Wann fällt eine Vorfälligkeitsentschädigung an?

Wird eine Immobilienfinanzierung vorzeitig zurückgezahlt, beispielsweise weil die kreditfinanzierte Immobilie verkauft wurde, verlangen Banken und Sparkassen zusätzlich zur Restdarlehensschuld die Zahlung einer Vorfälligkeitsentschädigung. Dabei handelt es sich vereinfacht ausgedrückt um eine Kompensation der Bank für die durch die vorzeitige Rückzahlung der Finanzierung ausbleibenden Zinseinnahmen. Da sich die für die Berechnung der Vorfälligkeitsentschädigung heranzuziehenden Wiederanlagerenditen vor dem Hintergrund der anhaltenden Niedrigzinsphase auf einem Rekordtief befinden, sind die Vorfälligkeitsentschädigungen im Moment so hoch wie selten zuvor. Forderungen der Kreditinstitute im fünfstelligen Bereich sind die Regel.

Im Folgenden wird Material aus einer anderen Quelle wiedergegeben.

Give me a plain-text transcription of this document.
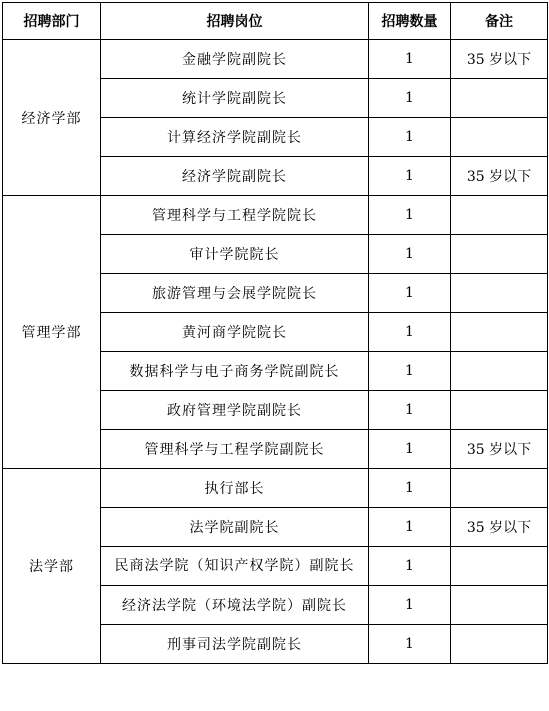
招聘部门	招聘岗位	招聘数量	备注
经济学部	金融学院副院长	1	35 岁以下
	统计学院副院长	1	
	计算经济学院副院长	1	
	经济学院副院长	1	35 岁以下
管理学部	管理科学与工程学院院长	1	
	审计学院院长	1	
	旅游管理与会展学院院长	1	
	黄河商学院院长	1	
	数据科学与电子商务学院副院长	1	
	政府管理学院副院长	1	
	管理科学与工程学院副院长	1	35 岁以下
法学部	执行部长	1	
	法学院副院长	1	35 岁以下
	民商法学院（知识产权学院）副院长	1	
	经济法学院（环境法学院）副院长	1	
	刑事司法学院副院长	1	
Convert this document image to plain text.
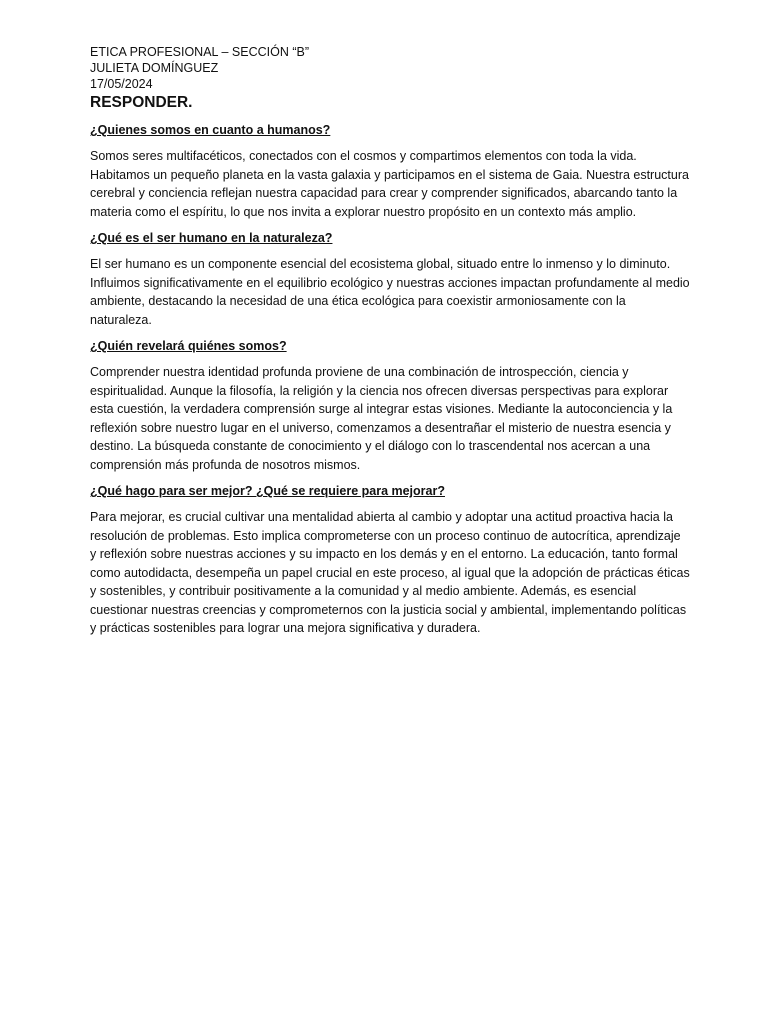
ETICA PROFESIONAL – SECCIÓN “B”

JULIETA DOMÍNGUEZ

17/05/2024

RESPONDER.

¿Quienes somos en cuanto a humanos?

Somos seres multifacéticos, conectados con el cosmos y compartimos elementos con toda la vida. Habitamos un pequeño planeta en la vasta galaxia y participamos en el sistema de Gaia. Nuestra estructura cerebral y conciencia reflejan nuestra capacidad para crear y comprender significados, abarcando tanto la materia como el espíritu, lo que nos invita a explorar nuestro propósito en un contexto más amplio.

¿Qué es el ser humano en la naturaleza?

El ser humano es un componente esencial del ecosistema global, situado entre lo inmenso y lo diminuto. Influimos significativamente en el equilibrio ecológico y nuestras acciones impactan profundamente al medio ambiente, destacando la necesidad de una ética ecológica para coexistir armoniosamente con la naturaleza.

¿Quién revelará quiénes somos?

Comprender nuestra identidad profunda proviene de una combinación de introspección, ciencia y espiritualidad. Aunque la filosofía, la religión y la ciencia nos ofrecen diversas perspectivas para explorar esta cuestión, la verdadera comprensión surge al integrar estas visiones. Mediante la autoconciencia y la reflexión sobre nuestro lugar en el universo, comenzamos a desentrañar el misterio de nuestra esencia y destino. La búsqueda constante de conocimiento y el diálogo con lo trascendental nos acercan a una comprensión más profunda de nosotros mismos.

¿Qué hago para ser mejor? ¿Qué se requiere para mejorar?

Para mejorar, es crucial cultivar una mentalidad abierta al cambio y adoptar una actitud proactiva hacia la resolución de problemas. Esto implica comprometerse con un proceso continuo de autocrítica, aprendizaje y reflexión sobre nuestras acciones y su impacto en los demás y en el entorno. La educación, tanto formal como autodidacta, desempeña un papel crucial en este proceso, al igual que la adopción de prácticas éticas y sostenibles, y contribuir positivamente a la comunidad y al medio ambiente. Además, es esencial cuestionar nuestras creencias y comprometernos con la justicia social y ambiental, implementando políticas y prácticas sostenibles para lograr una mejora significativa y duradera.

Wann kann eine Vorfälligkeitsentschädigung verhindert werden?

Die Kreditinstitute sind dazu verpflichtet, in ihren Darlehensverträgen korrekt über die Berechnung der Vorfälligkeitsentschädigung zu informieren. Fehlen diese Angaben im Darlehensvertrag oder sind sie unzureichend, d.h. fehlerhaft, unklar, unvollständig oder unverständlich, hat die Darlehensgeberin gemäß § 502 Abs. 2 S. 2 BGB keinen Anspruch auf die Vorfälligkeitsentschädigung. Dies gilt für alle Immobiliarkreditverträge, die ab dem 21. März 2016 geschlossen wurden.

Hat ein Kreditinstitut also mit seinem Kunden einen Immobiliendarlehensvertrag abgeschlossen, der unzureichende Angaben zur Berechnung der Vorfälligkeitsentschädigung enthält, hat die Darlehensgeberin im Falle einer vorzeitigen Rückzahlung des Darlehens keinen Anspruch auf eine Entschädigungszahlung. Vereinnahmt das Kreditinstitut dennoch eine Vorfälligkeitsentschädigung, hat der Kunde gemäß § 812 Abs. 1 BGB wegen einer sog. ungerechtfertigten Bereicherung der Bank einen Anspruch auf Rückzahlung der geleisteten Vorfälligkeitsentschädigung zzgl. Zinsen.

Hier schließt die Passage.